Table 1: summary of simulation test results
Number of messages | Ratio of | Representation format | |
Class 1 | 1484 | 74.20% | a018* |
Class 2 | 295 | 14.75% | a010* |
Class 3 | 147 | 7.35% | a00f* |
Class 4 | 74 | 3.70% | a005* |
As can be seen from table 1, the simulation experiment result divides the collected 2000 protocol message sequence data into 4 categories, and each category message sequence representation format is "a 018 ×," a010 ×, "a 00f ×," a005 × "respectively, and is consistent with manual labeling.
3. Accuracy analysis of simulation experiment:
to demonstrate the effectiveness of the cluster analysis of the present invention, the threshold N at different ranges of N values was calculated by the following formulamaxClustering accuracy under the conditions, results are shown in table 2.
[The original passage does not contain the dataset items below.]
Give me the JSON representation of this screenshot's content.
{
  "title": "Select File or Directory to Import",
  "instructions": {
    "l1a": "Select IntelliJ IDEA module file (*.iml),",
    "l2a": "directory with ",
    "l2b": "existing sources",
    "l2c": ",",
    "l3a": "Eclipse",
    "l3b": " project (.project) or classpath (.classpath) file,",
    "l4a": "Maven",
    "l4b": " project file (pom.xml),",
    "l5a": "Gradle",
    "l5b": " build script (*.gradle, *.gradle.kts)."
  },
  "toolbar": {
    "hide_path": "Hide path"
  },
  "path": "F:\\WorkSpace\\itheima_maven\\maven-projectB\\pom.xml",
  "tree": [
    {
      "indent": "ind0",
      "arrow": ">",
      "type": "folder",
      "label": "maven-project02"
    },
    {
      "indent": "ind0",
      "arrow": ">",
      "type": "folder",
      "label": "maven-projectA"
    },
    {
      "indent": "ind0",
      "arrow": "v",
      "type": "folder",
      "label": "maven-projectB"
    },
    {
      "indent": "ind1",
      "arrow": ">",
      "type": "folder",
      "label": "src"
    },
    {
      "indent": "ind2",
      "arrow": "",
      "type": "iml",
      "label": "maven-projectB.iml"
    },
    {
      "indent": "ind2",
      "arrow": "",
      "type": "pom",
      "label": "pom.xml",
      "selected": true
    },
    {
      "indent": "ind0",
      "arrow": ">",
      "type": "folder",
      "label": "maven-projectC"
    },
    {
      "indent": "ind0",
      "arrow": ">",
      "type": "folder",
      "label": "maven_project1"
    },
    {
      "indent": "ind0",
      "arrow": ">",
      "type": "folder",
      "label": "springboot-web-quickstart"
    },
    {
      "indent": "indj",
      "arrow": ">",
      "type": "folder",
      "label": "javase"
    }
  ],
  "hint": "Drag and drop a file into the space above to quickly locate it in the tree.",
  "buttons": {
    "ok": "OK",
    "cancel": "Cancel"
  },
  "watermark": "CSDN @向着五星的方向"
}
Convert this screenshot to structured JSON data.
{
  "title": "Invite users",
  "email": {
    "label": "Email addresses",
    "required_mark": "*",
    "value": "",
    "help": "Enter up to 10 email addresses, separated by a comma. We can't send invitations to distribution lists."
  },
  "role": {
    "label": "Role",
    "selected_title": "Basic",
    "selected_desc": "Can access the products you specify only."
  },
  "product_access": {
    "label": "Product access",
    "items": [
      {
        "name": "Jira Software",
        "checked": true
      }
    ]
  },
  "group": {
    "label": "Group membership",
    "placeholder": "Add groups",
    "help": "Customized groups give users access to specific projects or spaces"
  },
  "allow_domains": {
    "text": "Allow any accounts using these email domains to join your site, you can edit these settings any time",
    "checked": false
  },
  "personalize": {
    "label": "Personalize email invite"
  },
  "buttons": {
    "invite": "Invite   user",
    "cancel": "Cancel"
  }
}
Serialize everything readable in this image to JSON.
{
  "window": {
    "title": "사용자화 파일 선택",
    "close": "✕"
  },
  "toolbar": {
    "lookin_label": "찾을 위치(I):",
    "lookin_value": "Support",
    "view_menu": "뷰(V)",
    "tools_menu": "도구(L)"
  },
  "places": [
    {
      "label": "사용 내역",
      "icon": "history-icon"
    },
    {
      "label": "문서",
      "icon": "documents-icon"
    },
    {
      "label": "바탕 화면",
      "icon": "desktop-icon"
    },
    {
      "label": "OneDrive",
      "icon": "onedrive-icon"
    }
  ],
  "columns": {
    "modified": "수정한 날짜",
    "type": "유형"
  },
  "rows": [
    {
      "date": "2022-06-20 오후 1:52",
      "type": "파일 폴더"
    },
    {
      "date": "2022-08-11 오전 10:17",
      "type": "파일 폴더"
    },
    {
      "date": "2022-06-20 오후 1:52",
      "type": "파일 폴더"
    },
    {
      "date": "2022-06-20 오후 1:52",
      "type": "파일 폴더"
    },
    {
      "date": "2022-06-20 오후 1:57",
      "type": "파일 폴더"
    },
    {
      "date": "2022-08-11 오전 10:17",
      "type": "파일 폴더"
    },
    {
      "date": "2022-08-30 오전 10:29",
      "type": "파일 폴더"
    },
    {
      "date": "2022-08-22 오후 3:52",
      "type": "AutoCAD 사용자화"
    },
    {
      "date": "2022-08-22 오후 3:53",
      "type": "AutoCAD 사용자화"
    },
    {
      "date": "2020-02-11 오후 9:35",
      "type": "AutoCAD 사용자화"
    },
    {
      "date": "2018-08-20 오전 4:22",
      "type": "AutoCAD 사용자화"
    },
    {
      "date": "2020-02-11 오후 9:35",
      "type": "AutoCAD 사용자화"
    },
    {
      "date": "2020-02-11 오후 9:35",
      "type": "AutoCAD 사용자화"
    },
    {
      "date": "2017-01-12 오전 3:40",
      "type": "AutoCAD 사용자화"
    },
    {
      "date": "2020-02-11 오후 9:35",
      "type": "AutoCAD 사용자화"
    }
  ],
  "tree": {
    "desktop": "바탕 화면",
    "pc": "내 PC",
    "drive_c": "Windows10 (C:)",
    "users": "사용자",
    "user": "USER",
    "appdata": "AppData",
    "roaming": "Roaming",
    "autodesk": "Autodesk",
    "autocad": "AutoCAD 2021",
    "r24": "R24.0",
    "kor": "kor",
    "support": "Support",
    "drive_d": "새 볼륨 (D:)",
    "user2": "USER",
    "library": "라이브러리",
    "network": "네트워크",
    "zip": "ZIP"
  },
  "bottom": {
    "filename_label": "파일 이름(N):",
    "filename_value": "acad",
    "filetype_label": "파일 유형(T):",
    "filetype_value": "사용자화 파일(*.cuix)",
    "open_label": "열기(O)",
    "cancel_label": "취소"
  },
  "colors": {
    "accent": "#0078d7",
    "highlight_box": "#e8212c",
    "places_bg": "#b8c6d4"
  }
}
Table 2: accuracy list of message sequence clustering analysis
Nmax | 2 | 3 | 4 | 5 | 6 | 7 | 8 | 9 |
Accuracy of | 0.5383 | 0.7189 | 0.7247 | 0.9940 | 0.5301 | 0.9658 | 0.6019 | 0.6450 |
As can be seen from Table 2, when N is presentmaxWhen the accuracy is 5, the accuracy is highest and reaches 99.40%. The result verifies the effectiveness of the invention, and shows that the method can be used as an effective unknown binary private protocol message sequenceAnd (4) clustering method.
Claims (7)
1. A message sequence clustering method of an unknown binary private protocol is characterized by comprising the following steps:
(1) collecting an unknown binary private protocol message sequence by using a data collection method;
(2) preprocessing an acquired unknown binary private protocol message sequence:
(2a) stripping link layer and transmission layer data of an unknown binary private protocol message sequence by a network packet analysis technology to obtain application layer binary private protocol message sequence data;
(2b) converting the binary message sequence data of the application layer into hexadecimal message sequence data according to a binary conversion rule;
(2c) marking the hexadecimal message sequence data to generate a sample data set;
(3) extracting multi-scale N-gram characteristics of the sample data set:
(3a) determining the minimum value and the maximum value range of the N value;
(3b) taking N value in the range, and segmenting the sample data set by using an N-gram model to obtain segmented message sequence word vectors serving as multi-scale N-gram characteristics of the sample data set;
(4) and (3) reducing the dimension of the multi-scale N-gram feature based on variance selection:
(4a) according to the word vector of the message sequence, carrying out One-Hot coding on the message sequence by utilizing the One-Hot coding to obtain a characteristic vector space model after the message sequence is coded;
(4b) calculating the variance distribution of each eigenvector according to the eigenvector space model;
(4c) reducing the dimension of the extracted multi-scale N-gram characteristics according to the variance distribution of each characteristic vector, namely selecting the characteristic vector with larger variance as a characteristic vector vocabulary of the sample data set;
(5) and embedding and expressing the message sequence according to the feature vector vocabulary:
(5a) screening word vectors of the message sequence by using the characteristic vector vocabulary, and only leaving the word vectors in the characteristic vector vocabulary as word vector characteristics of the message sequence;
(5b) taking the word vector characteristics of the sample training set as input, and training by using a word2vec model to obtain an embedded vector dictionary wv taking the weight matrix of the hidden layer of the shallow neural network as a vocabulary;
(5c) finding out the embedded vector representation wv [ w ] of the word in the embedded vector dictionary wv for the word w in each message sequence]Adding and averaging to obtain embedded vector representation E of each message sequencev;
(5d) Embedding vector E of each message sequencevNormalizing into unit vector to obtain embedded vector matrix of message sequence
(6) Embedded vector matrix of message sequence by using MeanShift probability density estimation methodPerforming modular point search to obtain the optimal clustering number K of the message sequence;
(7) clustering message sequences:
(7a) taking an embedded vector matrix of the message sequence as input, and dividing the message sequence into K sets by using a K-Means clustering method;
(7b) and respectively storing the message sequence data divided into each set.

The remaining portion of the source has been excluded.